Peter Weinberg wrote an article titled Quantum Marketing for B2B Institute.
« For centuries, scientists believed that atoms worked like this: According to this model, the atom consists of a nucleus and a bunch of adorable little electrons, making neat, predictable circles around that nucleus. Scientists called this the planetary model. »
« And then came the strangest finding of all: sometimes an electron behaved as though it were in two different locations at the exact same time, in a so-called “quantum state.” A new model of the atom was born: the quantum model. »
« I find that many marketers seem to believe in what could be called a “planetary model” of B2B buying. According to this model, everything about B2B buying is totally predictable. »
« The problem is that the more I learn about B2B buying, the more I become convinced that it looks less like the planetary model and more like the quantum model. »
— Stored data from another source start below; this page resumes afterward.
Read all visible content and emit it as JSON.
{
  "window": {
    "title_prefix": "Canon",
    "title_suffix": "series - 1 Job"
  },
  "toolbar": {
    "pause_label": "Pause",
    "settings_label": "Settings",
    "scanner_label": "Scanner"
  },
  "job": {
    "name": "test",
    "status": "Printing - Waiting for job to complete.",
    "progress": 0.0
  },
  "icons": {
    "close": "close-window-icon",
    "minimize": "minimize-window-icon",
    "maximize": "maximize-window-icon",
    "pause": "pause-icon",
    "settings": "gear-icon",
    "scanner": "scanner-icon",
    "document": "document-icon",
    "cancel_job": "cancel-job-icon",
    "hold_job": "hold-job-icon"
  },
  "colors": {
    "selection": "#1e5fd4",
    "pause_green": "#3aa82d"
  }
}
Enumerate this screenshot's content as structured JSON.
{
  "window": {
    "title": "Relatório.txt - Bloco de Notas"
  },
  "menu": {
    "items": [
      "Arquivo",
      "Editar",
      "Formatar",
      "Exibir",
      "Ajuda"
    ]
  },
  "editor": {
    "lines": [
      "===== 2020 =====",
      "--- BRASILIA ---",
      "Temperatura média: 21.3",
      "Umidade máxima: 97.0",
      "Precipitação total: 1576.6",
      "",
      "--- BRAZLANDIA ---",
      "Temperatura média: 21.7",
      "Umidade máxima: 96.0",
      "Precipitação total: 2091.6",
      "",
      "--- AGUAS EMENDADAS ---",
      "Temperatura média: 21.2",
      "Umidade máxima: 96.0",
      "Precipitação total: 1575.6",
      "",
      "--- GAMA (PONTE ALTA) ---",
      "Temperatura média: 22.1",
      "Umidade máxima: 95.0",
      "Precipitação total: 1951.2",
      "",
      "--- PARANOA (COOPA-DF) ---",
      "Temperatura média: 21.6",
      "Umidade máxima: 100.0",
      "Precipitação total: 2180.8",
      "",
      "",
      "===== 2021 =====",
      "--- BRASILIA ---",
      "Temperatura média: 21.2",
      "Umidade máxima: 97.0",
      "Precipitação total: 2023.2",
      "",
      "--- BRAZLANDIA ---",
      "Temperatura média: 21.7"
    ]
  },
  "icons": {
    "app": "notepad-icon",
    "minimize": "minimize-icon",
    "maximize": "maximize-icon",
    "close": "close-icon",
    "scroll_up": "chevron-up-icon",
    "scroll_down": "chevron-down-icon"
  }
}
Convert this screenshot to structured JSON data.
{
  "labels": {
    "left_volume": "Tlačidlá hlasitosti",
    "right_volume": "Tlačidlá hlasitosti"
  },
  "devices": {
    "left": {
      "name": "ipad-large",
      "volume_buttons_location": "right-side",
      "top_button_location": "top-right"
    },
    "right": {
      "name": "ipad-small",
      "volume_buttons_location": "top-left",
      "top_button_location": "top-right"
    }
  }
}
« For starters, there is no decision-maker. There is a distributed network of decision-makers and it’s hard to say who is calling the shots at any particular time. And new decision-makers are dipping in and out of the buying process, offering their opinions. Some of those opinions carry influence, some do not. And the needs of this network arise and disappear at random—sometimes it seems like a decision will be made tomorrow and then it’s pushed back a year. »
« If you choose the planetary model, you are managing a predictable buying process. »
« But what if you choose the quantum model and decide that the buying process is unpredictable? Well, then you need a very different approach. You manage predictability with precision. But you manage unpredictability with probabilities. You consider all potential scenarios and design for all eventualities. »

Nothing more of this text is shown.